Душа принимала оправдание. Так то душа Даулетова. А вот душа Сержанова вряд ли примет этот защитительный лепет. Ей не докажешь, что не метил в чужое кресло, что выступал на курултае без мысли "спихнуть" руководителя "Жа-налыка", что руководствовался лишь общими ин

Трудная была ночь. Не спал до утра Даулетов, все маялся сомнениями и тревогами. Утро тоже не избавило от маеты, хотя полегче вроде стало, ясность какая-то пришла. И ясность эта обозначила главную суть - оправдание тебе одно: поднимешь хозяйство, тогда люди тебя поймут; может быть, в'кон-це концов поймет и Сержанов.

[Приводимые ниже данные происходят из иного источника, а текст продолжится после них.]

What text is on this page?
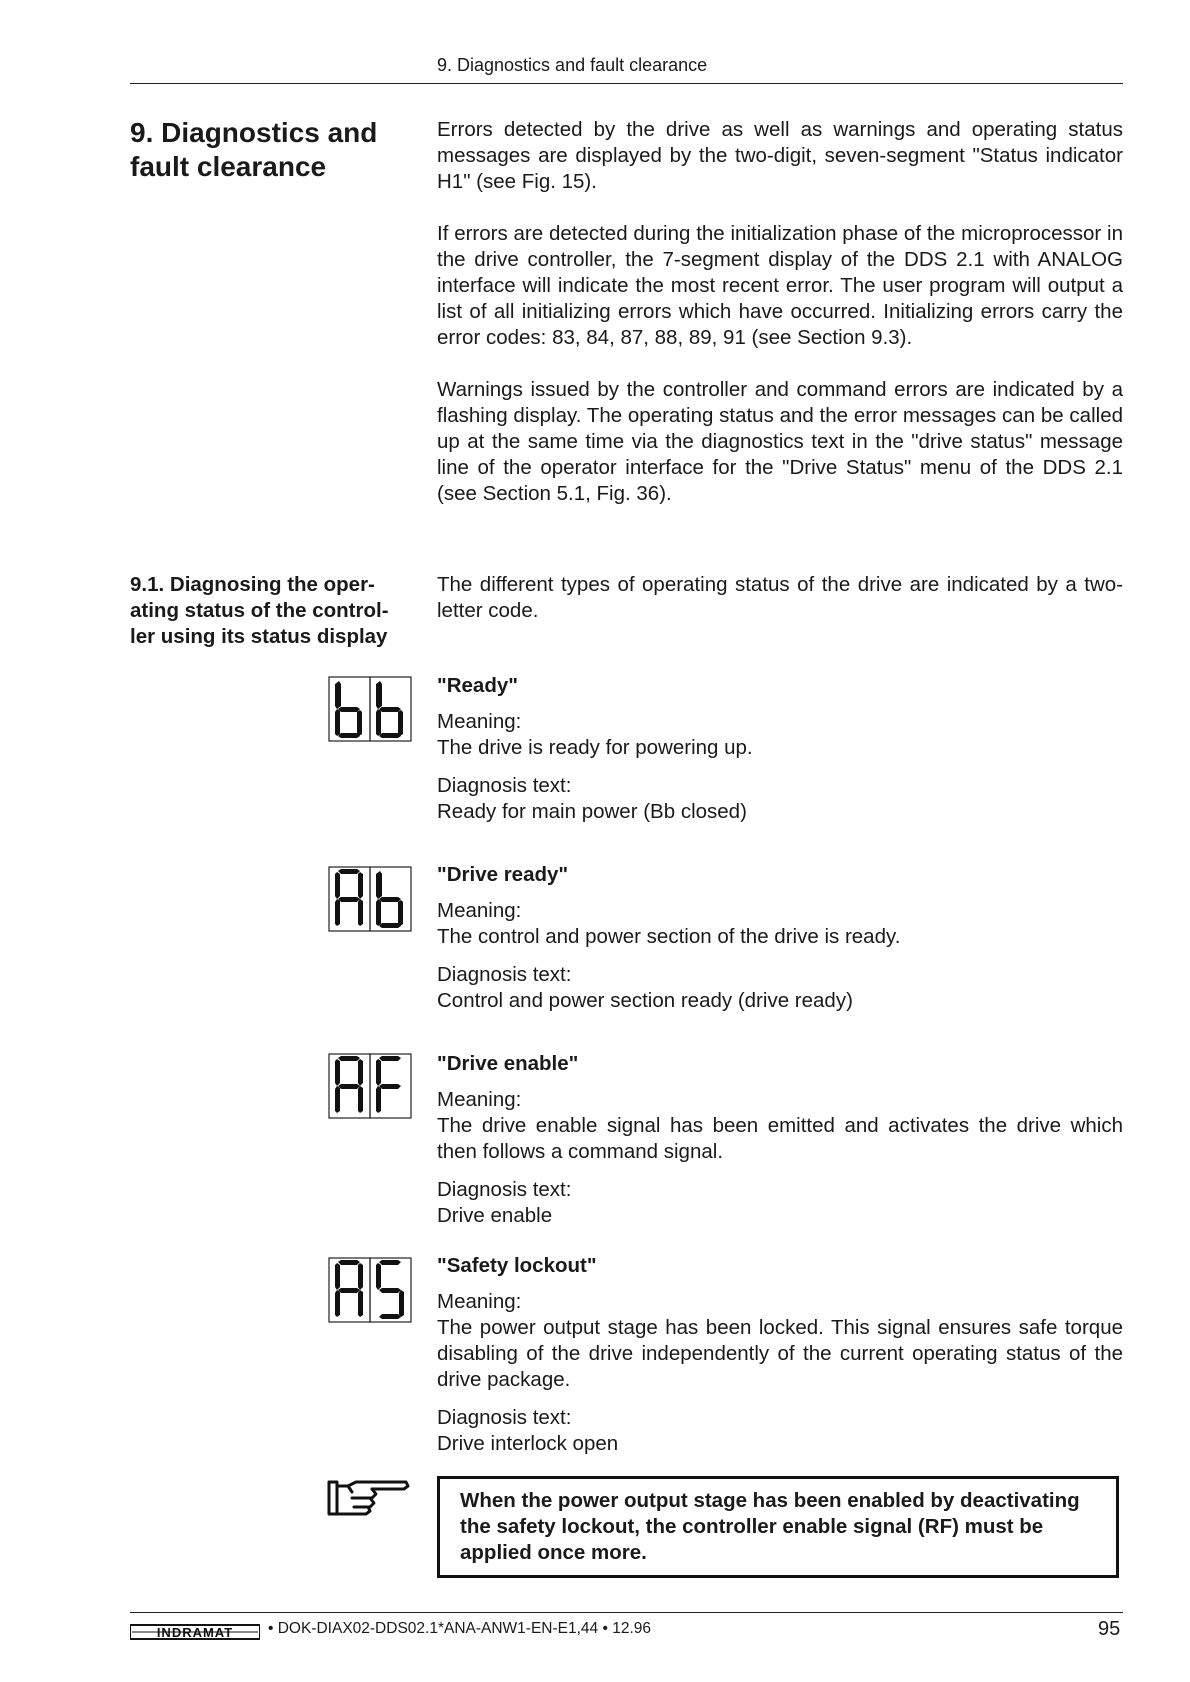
9. Diagnostics and fault clearance
9. Diagnostics and
fault clearance

Errors detected by the drive as well as warnings and operating status messages are displayed by the two-digit, seven-segment "Status indicator H1" (see Fig. 15).

If errors are detected during the initialization phase of the microprocessor in the drive controller, the 7-segment display of the DDS 2.1 with ANALOG interface will indicate the most recent error. The user program will output a list of all initializing errors which have occurred. Initializing errors carry the error codes: 83, 84, 87, 88, 89, 91 (see Section 9.3).

Warnings issued by the controller and command errors are indicated by a flashing display. The operating status and the error messages can be called up at the same time via the diagnostics text in the "drive status" message line of the operator interface for the "Drive Status" menu of the DDS 2.1 (see Section 5.1, Fig. 36).

9.1. Diagnosing the oper-
ating status of the control-
ler using its status display

The different types of operating status of the drive are indicated by a two-letter code.

"Ready"
Meaning:
The drive is ready for powering up.
Diagnosis text:
Ready for main power (Bb closed)
"Drive ready"
Meaning:
The control and power section of the drive is ready.
Diagnosis text:
Control and power section ready (drive ready)
"Drive enable"
Meaning:
The drive enable signal has been emitted and activates the drive which then follows a command signal.
Diagnosis text:
Drive enable
"Safety lockout"
Meaning:
The power output stage has been locked. This signal ensures safe torque disabling of the drive independently of the current operating status of the drive package.
Diagnosis text:
Drive interlock open
When the power output stage has been enabled by deactivating the safety lockout, the controller enable signal (RF) must be applied once more.
INDRAMAT • DOK-DIAX02-DDS02.1*ANA-ANW1-EN-E1,44 • 12.96	95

В машине, что несла нового директора и секретаря райкома в "Жаналык", Даулетов был неразговорчив и сосредоточен. Перво-наперво он ожидал встречи с Сержановым и уже хотел видеть его. Как-то все сконцентрировалось на этом большом, прямом и грозном, как представлялось Даулетову, человеке. Даже когда вошли в контору, он прежде всего стал искать глазами бывшего директора и, когда не нашел, огорчился.

- Ержан-ага собирает народ, - пояснил бухгалтер. - Все - под карагачами. Народу нынче стеклось видимо-невидимо…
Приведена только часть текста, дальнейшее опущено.